California Faces Decisions on Rent Control


California Faces Decisions on Rent Control

2018-10-08T10:06:45+00:00October 8th, 2018|Advocacy, Local Updates|

SAN DIEGO (CN) — California housing leaders gathered in San Diego Thursday to seek solutions for the statewide housing crisis, including the push for local and state rent control measures before the November elections.

Housing affordability advocates this summer securedthe signatures needed to place Proposition 10, the Affordable Housing Act, on the statewide ballot. If approved by majority vote, the Affordable Housing Act would repeal the Costa-Hawkins Rental Housing Act, which limits California cities and other jurisdictions’ power to impose rent control.

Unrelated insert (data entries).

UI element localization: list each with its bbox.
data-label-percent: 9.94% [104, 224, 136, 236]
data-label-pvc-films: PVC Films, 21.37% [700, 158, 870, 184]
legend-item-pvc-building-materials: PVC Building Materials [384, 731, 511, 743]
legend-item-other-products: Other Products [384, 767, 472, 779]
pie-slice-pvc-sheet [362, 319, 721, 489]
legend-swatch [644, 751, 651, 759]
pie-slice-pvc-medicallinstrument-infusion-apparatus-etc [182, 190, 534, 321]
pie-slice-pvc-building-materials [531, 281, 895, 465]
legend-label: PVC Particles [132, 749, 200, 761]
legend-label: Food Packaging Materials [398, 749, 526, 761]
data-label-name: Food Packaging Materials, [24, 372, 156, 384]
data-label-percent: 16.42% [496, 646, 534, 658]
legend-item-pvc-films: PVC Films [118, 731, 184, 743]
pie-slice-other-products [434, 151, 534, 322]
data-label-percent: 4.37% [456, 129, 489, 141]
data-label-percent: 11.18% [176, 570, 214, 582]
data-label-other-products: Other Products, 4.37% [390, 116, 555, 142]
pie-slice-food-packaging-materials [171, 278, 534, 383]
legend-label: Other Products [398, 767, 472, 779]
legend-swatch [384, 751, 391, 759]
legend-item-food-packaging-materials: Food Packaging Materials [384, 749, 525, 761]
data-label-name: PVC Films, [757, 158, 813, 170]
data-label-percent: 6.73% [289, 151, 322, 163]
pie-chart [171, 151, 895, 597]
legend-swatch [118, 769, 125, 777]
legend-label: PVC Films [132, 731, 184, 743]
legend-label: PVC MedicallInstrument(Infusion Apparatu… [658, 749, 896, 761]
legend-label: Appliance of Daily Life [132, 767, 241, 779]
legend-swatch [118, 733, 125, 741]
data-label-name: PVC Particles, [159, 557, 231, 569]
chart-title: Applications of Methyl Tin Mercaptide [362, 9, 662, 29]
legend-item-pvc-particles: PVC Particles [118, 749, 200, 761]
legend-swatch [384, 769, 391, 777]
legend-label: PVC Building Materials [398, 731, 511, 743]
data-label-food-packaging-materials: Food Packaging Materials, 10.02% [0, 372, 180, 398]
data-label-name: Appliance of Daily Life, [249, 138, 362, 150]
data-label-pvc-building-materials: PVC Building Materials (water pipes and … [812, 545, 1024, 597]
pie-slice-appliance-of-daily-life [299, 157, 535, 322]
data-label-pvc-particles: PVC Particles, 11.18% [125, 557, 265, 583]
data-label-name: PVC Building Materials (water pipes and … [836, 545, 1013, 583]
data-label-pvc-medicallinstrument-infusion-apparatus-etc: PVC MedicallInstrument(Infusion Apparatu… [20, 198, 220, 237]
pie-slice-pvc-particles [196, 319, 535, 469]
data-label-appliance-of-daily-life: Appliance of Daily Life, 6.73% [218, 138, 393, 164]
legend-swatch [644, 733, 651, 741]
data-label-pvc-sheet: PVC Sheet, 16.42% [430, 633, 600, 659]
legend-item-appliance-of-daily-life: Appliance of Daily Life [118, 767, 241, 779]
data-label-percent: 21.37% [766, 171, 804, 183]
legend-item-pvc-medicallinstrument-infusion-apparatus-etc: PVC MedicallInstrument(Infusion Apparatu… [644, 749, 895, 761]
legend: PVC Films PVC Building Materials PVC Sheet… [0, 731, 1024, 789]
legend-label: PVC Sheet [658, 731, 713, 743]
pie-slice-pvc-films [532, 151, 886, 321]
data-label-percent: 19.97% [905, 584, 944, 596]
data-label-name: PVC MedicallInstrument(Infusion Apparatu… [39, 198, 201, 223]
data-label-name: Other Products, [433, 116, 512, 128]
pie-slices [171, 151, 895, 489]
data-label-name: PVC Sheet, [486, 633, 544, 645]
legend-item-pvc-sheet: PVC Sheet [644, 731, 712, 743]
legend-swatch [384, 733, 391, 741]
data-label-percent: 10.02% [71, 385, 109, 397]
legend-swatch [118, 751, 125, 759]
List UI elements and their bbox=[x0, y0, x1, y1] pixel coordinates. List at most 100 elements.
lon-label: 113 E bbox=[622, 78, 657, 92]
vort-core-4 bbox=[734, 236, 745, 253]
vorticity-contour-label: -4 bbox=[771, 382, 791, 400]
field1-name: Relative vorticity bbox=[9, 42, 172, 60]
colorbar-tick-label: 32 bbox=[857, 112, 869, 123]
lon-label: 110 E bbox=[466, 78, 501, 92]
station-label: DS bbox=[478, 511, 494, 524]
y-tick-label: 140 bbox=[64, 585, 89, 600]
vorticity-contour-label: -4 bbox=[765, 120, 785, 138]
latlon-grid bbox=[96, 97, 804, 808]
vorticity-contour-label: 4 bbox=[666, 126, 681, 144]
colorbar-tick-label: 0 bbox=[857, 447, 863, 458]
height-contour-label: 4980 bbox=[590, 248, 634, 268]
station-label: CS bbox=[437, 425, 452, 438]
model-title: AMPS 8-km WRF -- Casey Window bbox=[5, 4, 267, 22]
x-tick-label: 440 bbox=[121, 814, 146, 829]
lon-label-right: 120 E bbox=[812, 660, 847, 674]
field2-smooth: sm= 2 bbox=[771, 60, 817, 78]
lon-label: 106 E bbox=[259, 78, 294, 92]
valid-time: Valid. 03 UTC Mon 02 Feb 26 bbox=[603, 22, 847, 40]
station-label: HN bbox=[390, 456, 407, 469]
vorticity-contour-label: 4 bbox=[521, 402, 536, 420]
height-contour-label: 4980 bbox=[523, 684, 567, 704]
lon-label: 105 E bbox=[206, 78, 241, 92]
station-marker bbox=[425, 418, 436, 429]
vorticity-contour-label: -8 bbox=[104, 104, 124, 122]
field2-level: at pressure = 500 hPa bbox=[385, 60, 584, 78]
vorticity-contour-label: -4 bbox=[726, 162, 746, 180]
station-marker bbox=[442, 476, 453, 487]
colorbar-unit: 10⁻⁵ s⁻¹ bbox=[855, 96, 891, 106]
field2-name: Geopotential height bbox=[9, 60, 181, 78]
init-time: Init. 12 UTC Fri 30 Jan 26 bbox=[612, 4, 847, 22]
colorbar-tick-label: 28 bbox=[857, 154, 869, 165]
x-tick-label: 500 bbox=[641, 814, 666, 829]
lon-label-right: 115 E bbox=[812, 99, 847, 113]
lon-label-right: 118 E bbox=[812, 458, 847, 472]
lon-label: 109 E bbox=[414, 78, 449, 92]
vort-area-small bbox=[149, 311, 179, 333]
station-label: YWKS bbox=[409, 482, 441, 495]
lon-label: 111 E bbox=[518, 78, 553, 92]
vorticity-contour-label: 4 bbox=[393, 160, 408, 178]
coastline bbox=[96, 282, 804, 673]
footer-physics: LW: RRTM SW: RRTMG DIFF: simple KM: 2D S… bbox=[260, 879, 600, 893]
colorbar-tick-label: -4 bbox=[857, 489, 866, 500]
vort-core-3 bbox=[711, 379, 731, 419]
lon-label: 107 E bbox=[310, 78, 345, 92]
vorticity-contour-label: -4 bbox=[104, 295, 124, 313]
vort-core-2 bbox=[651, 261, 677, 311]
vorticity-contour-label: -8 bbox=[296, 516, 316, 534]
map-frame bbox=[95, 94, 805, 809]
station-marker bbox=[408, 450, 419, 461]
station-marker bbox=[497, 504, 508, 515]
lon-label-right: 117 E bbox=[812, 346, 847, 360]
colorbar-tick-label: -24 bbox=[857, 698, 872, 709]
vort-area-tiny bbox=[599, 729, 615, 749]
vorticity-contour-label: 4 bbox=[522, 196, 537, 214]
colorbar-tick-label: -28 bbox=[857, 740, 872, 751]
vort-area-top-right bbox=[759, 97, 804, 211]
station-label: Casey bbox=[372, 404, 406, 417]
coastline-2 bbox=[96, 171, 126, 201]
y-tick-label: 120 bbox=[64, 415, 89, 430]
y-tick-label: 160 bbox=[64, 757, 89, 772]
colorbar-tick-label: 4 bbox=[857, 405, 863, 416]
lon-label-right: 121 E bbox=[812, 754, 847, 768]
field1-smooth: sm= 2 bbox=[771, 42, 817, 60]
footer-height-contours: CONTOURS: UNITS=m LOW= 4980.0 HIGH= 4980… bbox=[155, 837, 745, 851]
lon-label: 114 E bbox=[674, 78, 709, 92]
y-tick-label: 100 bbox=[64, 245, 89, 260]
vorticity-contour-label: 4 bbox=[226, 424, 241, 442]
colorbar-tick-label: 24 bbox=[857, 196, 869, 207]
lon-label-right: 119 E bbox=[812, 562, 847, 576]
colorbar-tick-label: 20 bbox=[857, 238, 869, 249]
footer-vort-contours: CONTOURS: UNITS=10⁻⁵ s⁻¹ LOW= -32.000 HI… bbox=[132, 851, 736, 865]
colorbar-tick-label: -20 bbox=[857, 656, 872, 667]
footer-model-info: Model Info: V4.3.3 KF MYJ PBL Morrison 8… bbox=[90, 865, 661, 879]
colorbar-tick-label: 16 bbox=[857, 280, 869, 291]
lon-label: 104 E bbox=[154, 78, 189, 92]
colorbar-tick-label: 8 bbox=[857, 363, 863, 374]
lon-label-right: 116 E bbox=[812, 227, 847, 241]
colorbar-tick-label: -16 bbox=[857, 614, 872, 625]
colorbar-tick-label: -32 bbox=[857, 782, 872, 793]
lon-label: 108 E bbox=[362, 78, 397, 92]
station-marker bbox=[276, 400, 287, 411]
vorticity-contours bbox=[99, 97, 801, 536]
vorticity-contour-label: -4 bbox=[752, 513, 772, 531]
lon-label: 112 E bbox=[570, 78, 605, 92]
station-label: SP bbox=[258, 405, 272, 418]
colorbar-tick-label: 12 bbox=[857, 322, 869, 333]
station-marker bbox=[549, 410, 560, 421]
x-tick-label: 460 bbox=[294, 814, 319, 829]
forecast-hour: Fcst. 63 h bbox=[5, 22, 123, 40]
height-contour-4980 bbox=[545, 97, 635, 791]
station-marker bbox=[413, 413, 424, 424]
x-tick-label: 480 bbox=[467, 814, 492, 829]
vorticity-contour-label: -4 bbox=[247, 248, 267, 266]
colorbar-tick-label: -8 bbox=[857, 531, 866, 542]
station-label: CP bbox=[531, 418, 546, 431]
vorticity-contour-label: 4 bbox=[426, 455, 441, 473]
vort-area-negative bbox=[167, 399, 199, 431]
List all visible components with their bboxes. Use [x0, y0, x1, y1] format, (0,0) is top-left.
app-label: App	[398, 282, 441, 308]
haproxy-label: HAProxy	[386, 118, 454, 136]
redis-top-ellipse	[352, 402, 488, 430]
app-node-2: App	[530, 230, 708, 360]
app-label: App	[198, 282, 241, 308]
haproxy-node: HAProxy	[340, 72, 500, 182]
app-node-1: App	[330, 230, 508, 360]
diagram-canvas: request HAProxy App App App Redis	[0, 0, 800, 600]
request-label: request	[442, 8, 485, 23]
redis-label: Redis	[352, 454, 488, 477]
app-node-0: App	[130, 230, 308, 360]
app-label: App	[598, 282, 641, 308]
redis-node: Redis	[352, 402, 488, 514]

The ballot measure followed a failed bill to repeal Costa-Hawkins this year, written by Assemblyman Richard Bloom, D-Santa Monica. That bill died in the Assembly Housing Committee.

On Thursday, Goldfarb & Lipman attorney Eric Phillips told the annual San Diego Housing Federation conference that while local jurisdictions have authorization to limit rent increases through rent stabilization policies, they cannot limit base rents that landlords set for new tenants.

That limitation could change, should the Affordable Housing Act pass.

Some California cities, including Mountain View in the Bay Area and Los Angeles, already have rent control policies: Both have an 8 percent ceiling by which landlords can raise rent each year.

David Garcia, policy director of the UC Berkeley Terner Center for Housing Innovation, said that while the debate on rent control is “very polarized and pegged as a choice between two extremes,” some evidence shows “hard” or strict rent control in places such as New York City or postwar European cities “very clearly” shows such programs had an impact on housing supply.

In California, pre-Costa-Hawkins cities that have rent control measures in place have also seen less construction of new homes, Garcia said.

Critics of rent control claim the policies stunt housing development and disincentivize landlords from keeping their properties on the rental market, prompting them to sell, further squeezing a tight rental market.

Garcia said he’s talked with developers who have put housing projects on hold while waiting to see the fate of the Affordable Housing Act. He called the rent control debate a “false choice,” saying polices can be created that offer greater tenant protections while also increasing the housing supply.

He added said that certain types of rent increases “clearly designed to evict tenants” should be outlawed, and said there is “broad consensus” there should be a statewide anti-gouging cap on rent increases.

“The vast majority of property owners are not raising the rent 10 percent every year. As business owners, they want stabilization, they don’t want turnover. If you see rent increases of 10 percent, it’s to get someone out,” Garcia said.

Phillips reiterated that when renters are effectively evicted due to rent increases they can’t afford, they could in effect “be evicted from an entire region, because you can’t find affordable replacement housing.”

Cities statewide already are considering whether they want rent control, and how it would look should the Affordable Housing Act pass, Garcia said.

Berkeley, which has pre-Costa-Hawkins rent control in place, has a companion ballot to extend rent control to single-family homes, which Costa-Hawkins outlaws.

Garcia said big cities such as Los Angeles and San Francisco will have to decide if they want to expand rent controls in the absence of Costa-Hawkins.

“Solutions to the housing crisis include building more units altogether,” Garcia said, suggesting that the supply of deed-restricted affordable housing also needs to be increased.